Стреляем залпами с максимальной скорострельностью. Я наблюдаю в окуляр стереотрубы. Головная тройка «юнкерсов» окружена таким плотным клубом разрывов, что разыскать разрывы своей батареи просто невозможно.
«Юнкерсы-88» упрямо летят вдоль Невы, сбрасывая бомбы. «Юнкерсы-87» пикируют на корабли, сбрасывая на них свой смертоносный груз. Многие самолеты, не выдержав зенитного огня, отворачивают в сторону, бросают бомбы куда попало и со снижением уходят на запад. Подбитые, теряя высоту и оставляя за собой дымный шлейф, также устремляются на запад, но многие беспорядочно падают на землю.
В тот день гитлеровцы бросили на Ленинград около трехсот самолетов. В город прорвалась только часть из них. Остальные, атакованные нашими истребителями на подступах к городу, неся потери, повернули обратно.
Это было ожесточенное сражение. Гул десятков авиационных моторов, вой бомб и самолетных сирен, визг и гул летящих снарядов противника, непрерывная дробь залпов десятков зенитных батарей и артиллерии кораблей – вся эта музыка боя продолжалась почти два часа.
Ночью снова массированный налет. Перед самолетами врага встает стена заградительного огня. Небо над Невой в огненных сполохах зенитных разрывов.
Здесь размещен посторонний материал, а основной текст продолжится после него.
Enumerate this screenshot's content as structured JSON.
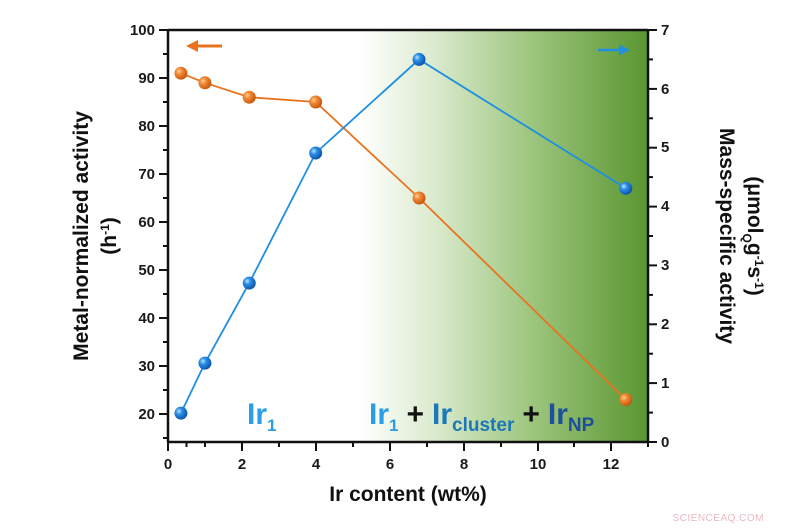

Осветительные бомбы, сбрасываемые с самолетов, медленно опускаются. Освещая устье Невы. Через час налет прекращается. Наступает тишина.
В последующие дни над городом на большой высоте пролетают одиночные самолеты-разведчики, артобстрелы города не прекращаются.
24 апреля – пасмурный день, но снова налет, продолжавшийся несколько часов. Фашисты потеряли еще два десятка самолетов.
26 и 27 апреля налеты повторяются. 30 апреля двадцать «Юнкерсов-88» еще раз попытались нанести удар по кораблям, но ни один из них к кораблям так и не прорвался.
В ленинградском небе становится спокойнее. Время от времени, как и раньше, мы слышим гром артиллерийских залпов. Это наши линкор, крейсеры и эсминцы наносят очередной удар по врагу.
… Наступает весна, тает снег, набухают почки, а на проталинах уже поднимается трава.
Откуда только взялись сила и энергия у людей, измученных страшной зимой, еще не избавившихся от дистрофии? Все, кто может двигаться, убирают дворы и улицы, ремонтируют и восстанавливают водопровод, бани и канализацию. Весна приносит людям не только тепло и радость, но и твердую уверенность, что самое страшное осталось позади, а впереди может быть только победа.
В эти дни дивизион получает новый боевой приказ, и в ночь на 27 мая мы прощаемся с городом и двигаемся на восток. Мы пробыли в Ленинграде всего семьдесят суток, не так уж и много, но эти семьдесят суток на всю жизнь оставили в душе каждого неизгладимый след.
Источник: Память: Письма о войне и блокаде. – Л.: Лениздат, 1985.